Part 2 of the gestational diabetes series looked at symptoms, diagnosis, and effects on the fetus. Read about how to treat this illness and find out the possible long term effects in the third and final part of the series.
Gestational diabetes (GD) is a serious disease which can result in short-term and long-term health problems in both mother and baby. Fortunately, the illness is highly treatable through lifestyle changes, although medication is sometimes necessary as well.
The goal of treating gestational diabetes is to keep the blood glucose level under control. The treatment plan may include the woman self-monitoring her blood glucose throughout the day, using a glucometer.
The first means of controlling blood glucose is through maternal diet. A dietician can help the woman develop an eating plan that takes into account her specific needs. The plan may include tracking when and how much carbohydrate is consumed; what types of carbohydrate are best, taking each food’s glycemic index into account; and how carbohydrate should be combined with other foods to regulate glucose absorption.

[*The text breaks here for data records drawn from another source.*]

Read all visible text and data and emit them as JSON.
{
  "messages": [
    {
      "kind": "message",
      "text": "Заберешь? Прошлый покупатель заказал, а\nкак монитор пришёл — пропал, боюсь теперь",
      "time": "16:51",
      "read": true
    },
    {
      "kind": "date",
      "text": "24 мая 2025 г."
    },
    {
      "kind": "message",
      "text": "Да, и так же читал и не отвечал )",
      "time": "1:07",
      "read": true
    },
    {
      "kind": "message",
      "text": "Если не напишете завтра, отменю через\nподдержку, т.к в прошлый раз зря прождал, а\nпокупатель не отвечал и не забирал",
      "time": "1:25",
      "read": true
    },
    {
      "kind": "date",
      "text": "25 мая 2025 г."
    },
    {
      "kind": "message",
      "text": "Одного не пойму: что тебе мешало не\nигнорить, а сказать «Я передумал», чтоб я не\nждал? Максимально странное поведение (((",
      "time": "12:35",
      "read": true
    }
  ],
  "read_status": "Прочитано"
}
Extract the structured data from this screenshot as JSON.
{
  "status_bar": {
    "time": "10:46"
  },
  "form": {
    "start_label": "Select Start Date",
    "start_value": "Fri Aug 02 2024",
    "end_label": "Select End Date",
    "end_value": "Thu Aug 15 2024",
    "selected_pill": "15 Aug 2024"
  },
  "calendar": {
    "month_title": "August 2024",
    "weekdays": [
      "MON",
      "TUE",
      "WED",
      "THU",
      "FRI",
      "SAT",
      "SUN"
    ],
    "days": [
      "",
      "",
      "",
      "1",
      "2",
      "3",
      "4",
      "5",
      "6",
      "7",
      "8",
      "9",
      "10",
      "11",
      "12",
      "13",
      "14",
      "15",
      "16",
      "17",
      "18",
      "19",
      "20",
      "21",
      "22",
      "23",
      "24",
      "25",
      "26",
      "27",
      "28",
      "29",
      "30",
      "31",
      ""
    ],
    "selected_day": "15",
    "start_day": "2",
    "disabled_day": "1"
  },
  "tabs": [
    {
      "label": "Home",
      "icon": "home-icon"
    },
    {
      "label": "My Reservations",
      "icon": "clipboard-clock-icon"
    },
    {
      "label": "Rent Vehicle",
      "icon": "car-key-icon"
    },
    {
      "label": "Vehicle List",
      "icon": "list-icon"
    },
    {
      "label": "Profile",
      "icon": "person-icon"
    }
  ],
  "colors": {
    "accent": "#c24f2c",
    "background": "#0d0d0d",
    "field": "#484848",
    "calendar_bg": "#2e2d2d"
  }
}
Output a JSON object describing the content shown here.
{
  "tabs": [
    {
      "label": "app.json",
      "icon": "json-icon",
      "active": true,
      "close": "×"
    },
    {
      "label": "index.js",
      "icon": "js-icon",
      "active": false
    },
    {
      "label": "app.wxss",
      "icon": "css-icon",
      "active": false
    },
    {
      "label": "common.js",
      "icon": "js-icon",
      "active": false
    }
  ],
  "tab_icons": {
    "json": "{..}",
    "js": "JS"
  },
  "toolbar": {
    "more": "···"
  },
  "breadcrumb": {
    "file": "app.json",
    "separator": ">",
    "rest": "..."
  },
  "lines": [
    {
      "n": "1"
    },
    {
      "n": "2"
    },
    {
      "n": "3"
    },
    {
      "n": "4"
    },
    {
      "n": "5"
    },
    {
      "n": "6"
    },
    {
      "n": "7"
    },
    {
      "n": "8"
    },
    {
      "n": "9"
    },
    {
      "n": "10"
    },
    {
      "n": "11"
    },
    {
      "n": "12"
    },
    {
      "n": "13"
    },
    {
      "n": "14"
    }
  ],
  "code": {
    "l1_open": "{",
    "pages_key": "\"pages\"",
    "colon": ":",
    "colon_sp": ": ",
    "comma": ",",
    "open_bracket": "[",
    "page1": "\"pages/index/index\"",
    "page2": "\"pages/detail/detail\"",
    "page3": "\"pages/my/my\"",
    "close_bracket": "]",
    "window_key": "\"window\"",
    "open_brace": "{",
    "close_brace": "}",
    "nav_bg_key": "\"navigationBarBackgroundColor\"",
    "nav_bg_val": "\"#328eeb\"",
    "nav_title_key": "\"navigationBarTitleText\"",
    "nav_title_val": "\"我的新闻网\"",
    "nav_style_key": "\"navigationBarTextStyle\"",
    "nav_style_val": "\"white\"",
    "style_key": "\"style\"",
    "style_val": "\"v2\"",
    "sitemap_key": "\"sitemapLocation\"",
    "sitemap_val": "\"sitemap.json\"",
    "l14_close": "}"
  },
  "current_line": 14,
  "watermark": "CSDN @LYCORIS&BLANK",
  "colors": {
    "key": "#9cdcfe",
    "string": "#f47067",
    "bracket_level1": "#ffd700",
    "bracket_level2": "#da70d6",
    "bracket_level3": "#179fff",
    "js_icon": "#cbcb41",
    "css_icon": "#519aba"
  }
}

Since exercise burns glucose, exercise after meals can help control the postprandial spike in blood glucose. For some women, diet and exercise alone are enough to keep blood glucose under control.
In some cases, medical intervention is necessary to reign in uncontrollable blood glucose. The most common intervention is insulin, which is given via injection. Some oral medications may be used as well. Glyburide, also called glibenclamide, is sometimes prescribed; it works by stimulating insulin production. Metformin has been studied for use in GD; it works by suppressing glucose production in the liver.
Women with GD may have delivery induced after 37 weeks (when the fetus’ lungs are typically mature) but before 40 weeks (full term) to minimize the risk of macrosomia (a condition in which the fetus grows abnormally large). An ultrasound to estimate fetal size may inform the decision to induce delivery.
Long Term Effects
In rare situations, a case of apparent GD may actually be type I or type II diabetes which was undiagnosed before pregnancy. Outside of these situations, GD is cured immediately upon delivery of the placenta.
A woman who has experienced gestational diabetes is more likely to develop the disease in future pregnancies and also has an increased risk of one day developing type II diabetes. A person whose mother had GD during the pregnancy also has a higher risk of both obesity and type II diabetes. These risks can be minimized through lifestyle choices, including weight loss, healthy eating, and exercise. Little information is available on possible correlations between GD and other diseases.